In the univariate analysis we have seen that Prosper experienced some major problems throughout the years but strongly increased the number of listings in recent years. The chart above might be one explanation for Prosper’s success. As you can see, actual returns were on average pretty bad for the pre 2009-Q2 period. But since the second quarter of 2009 actual returns for investors were on average constantly positive and around 10%, which is a fairly good return. Please note that the chart above only includes periods up until the first quarter of 2011, since after that date not all loans have had the chance to close in time (maximum term of 60 months on Prosper).
A possible explanation for increasing returns for investors may be the increasing quality of loans. The box plot above shows that median CreditScores constantly increased over the past years. Moreover, the box plot on CreditScores reveals what major policy change at Prosper in 2009 shifted the trend for ActualReturns. The lower whiskers, which were substantially higher from 2009 onwards, indicate that the minimum required creditScore to receive a loan on Prosper increased. This led higher actual return because fewer loans defaulted, which we will see from the plots below. Moreover, the monthly income of borrowers on Prosper did not change over the years, which confirms our findings from the correlation analysis above.

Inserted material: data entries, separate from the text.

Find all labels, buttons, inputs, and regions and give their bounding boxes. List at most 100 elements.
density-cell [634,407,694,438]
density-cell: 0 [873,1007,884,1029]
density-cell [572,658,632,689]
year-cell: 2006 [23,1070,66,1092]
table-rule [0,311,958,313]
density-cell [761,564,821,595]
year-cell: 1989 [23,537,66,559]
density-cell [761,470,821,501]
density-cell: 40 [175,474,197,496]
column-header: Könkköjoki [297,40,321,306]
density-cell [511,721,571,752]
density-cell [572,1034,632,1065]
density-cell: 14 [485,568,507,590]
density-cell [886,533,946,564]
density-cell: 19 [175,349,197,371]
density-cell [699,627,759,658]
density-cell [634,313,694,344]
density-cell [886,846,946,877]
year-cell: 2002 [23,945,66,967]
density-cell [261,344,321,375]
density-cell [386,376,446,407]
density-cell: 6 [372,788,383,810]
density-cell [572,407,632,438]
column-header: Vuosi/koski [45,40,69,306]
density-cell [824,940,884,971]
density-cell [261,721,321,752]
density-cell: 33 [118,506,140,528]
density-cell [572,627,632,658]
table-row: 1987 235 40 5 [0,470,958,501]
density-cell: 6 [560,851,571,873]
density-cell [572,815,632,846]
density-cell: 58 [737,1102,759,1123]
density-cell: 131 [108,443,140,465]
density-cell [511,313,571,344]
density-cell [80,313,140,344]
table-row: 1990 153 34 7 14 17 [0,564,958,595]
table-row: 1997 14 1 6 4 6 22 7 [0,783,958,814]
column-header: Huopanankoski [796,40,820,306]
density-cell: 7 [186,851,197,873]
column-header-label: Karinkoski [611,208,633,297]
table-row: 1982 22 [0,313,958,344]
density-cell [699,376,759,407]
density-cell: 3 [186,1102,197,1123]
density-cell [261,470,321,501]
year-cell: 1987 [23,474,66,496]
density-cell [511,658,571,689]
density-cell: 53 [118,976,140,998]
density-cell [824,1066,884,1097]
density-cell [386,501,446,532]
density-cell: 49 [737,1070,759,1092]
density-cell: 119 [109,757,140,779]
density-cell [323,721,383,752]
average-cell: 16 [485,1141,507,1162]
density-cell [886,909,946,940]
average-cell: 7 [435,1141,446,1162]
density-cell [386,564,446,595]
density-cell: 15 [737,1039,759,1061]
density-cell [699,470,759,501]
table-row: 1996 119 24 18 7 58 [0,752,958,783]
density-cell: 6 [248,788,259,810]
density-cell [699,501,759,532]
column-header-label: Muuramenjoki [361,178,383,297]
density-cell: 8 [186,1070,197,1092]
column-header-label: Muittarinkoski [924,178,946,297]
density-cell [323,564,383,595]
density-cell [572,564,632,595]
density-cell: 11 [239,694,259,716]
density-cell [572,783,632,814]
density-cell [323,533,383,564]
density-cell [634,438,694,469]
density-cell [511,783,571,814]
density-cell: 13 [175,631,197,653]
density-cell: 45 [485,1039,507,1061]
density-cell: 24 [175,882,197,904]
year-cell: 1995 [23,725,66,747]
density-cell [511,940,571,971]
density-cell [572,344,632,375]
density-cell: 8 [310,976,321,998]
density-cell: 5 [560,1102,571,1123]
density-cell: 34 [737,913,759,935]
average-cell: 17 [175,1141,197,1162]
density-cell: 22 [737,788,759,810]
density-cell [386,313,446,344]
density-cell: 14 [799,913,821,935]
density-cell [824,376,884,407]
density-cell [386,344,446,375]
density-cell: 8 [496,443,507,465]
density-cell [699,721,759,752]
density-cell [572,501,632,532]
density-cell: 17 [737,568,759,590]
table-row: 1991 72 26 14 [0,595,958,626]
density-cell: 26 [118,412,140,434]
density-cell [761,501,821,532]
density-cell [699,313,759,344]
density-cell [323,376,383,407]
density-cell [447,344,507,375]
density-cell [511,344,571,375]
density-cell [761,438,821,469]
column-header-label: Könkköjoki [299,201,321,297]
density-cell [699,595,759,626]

As I have expected above, the share of non-performing loans suddenly decreased in the second quarter of 2009, which can be explained by an increasing creditworthiness of borrowers on Prosper. This decrease in defaulting loans likely increased the improvement of returns for investors on Prosper. Moreover, from the line chart above I found that interest rates also increased from 2009-Q2 until 2011-Q1. This may also be an explanation for improving actual returns from 2009-Q2 onwards, as both variables correlate with each other.
So far we have seen that CreditScores correlate with LoanOriginalAmount and CreditScores of borrowers on Prosper have increased over the past years. Accordingly, we can observe an increase in the LoanOriginalAmount over the past years. Additionally, I was curious whether the DebtToIncomeRatio improved over the past years, since the credit ratings also improved. However, I found that the opposite is the case. The DebtToIncomeRatio increased over the past years, which suggests a weak relationship to CreditScores. But looking at the data this development actually is not as surprising as it seems. This is because we have seen that the borrower’s income has remained constant while loan amounts have increased, which must eventually lead to a worse DebtToIncomeRatio.
To summarize, we have seen that actual returns on Prosper improved most likely because of better credit ratings and fewer defaulting loans. However, we have not yet found reasons why credit ratings improved. So let’s rather look for reasons why loans default on Prosper.
First, the bar charts above indicate that 36 months loans have the highest proportion of non-performing loans. It is important to note that most loans on Prosper have a duration of 3 years, therefore it is not surprising that these loans also have the highest proportion of non-performing loans. Besides that it also makes sense that loans with longer duration are more likely to default since in 3 years time a lot can happen which worsens a borrower’s ability to pay back its debt.
Second, it is not surprising that EmploymentStatus has predictive power for loan performance. Borrowers who are in employment status “Self-employed” or “Retired” have the highest likelihood of defaulting.